> Also, the servers were doing 200 Mbps, so I couldn't have kept up _much_ longer, no matter the limits.
For cost reasons or system overload?
If system overload ... What kind of storage? Are you monitoring disk i/o? What kind of CPU do you have in your system? I used to push almost 10GBps with https on dual E5-2690 [2], but it was a larger file. 2690s were high end, but something more modern will have much better AES acceleration and should do better than 200 Mbps almost regardless of what it is.
[1] to be honest, I'm not sure I understand the intent of open_file_cache... Opening files is usually not that expensive; maybe at hundreds of thousands of rps or if you have a very complex filesystem. PS don't put tens of thousands of files in a directory. Everything works better if you take your ten thousand files and put one hundred files into each of one hundred directories. You can experiment to see what works best with your load, but a tree where you've got N layers of M directories and the last layer has M files is a good plan, 64 <= M <= 256. The goal is keeping the directories compact so searching and editing is effective.
[2] https://www.intel.com/content/www/us/en/products/sku/64596/i...
I may have a hint here - remember, that Nginx was created in the times of dialup was a thing yet and having single Pentium 3 server was a norm (I believe I've seen myself that wwwXXX machines in the Rambler DCs over that time).

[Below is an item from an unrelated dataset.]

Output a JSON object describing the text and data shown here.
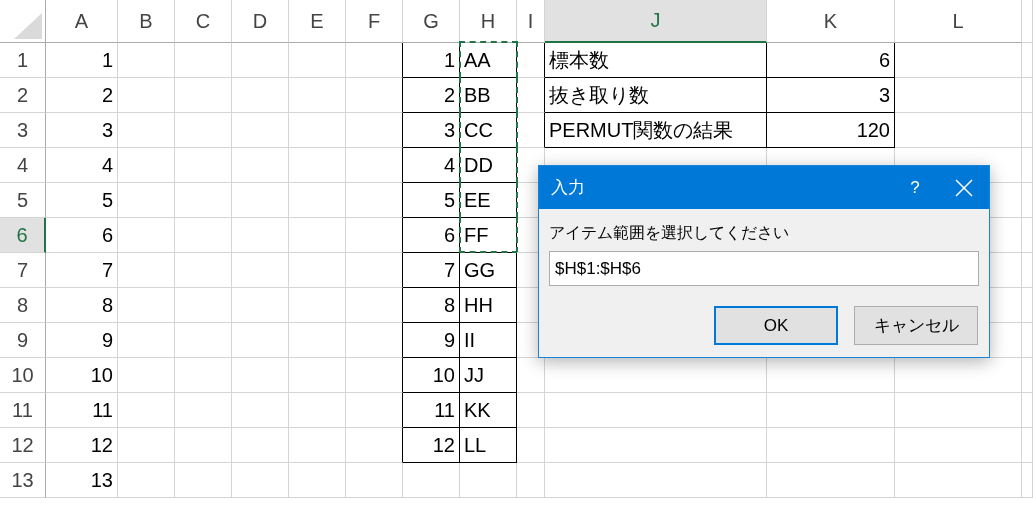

So my a bit educated guess here, that saving every syscal was sorta ultimate goal and it was more efficient in terms of at least latency by that times. You may take a look how Nginx parses http methods (GET/POST) to save operations.
Myself I don't remember seeing large benefits of using open_file_cache, but I likely never did a proper perf test here. Say ensure use of sendfile/buffers/TLS termination made much more influence for me on modern (10-15 years old) HW.
Quoting:
> Traffic
>All root servers have a dedicated 1 GBit uplink by default and with it unlimited traffic. Inclusive monthly traffic for servers with 10G uplink is 20TB. There is no bandwidth limitation. We will charge € 1 ($1.20)/TB for overusage.
NVMe disks are incredibly fast and 1k rps is not a lot (IIRC my n100 seems to be capable of ~40k if not for the 1 Gbit NIC bottlenecking). I'd try benchmarking without the tuning options you've got. Like do you actually get 40k concurrent connections from cloudflare? If you have connections to your upstream kept alive (so no constant slow starts), ideally you have numCores workers and they each do one thing at a time, and that's enough to max out your NIC. You only add concurrency if latency prevents you from maxing bandwidth.
https://community.nginx.org/t/too-many-open-files-at-1000-re...
Also, the servers were doing 200 Mbps, so I couldn't have kept up _much_ longer, no matter the limits.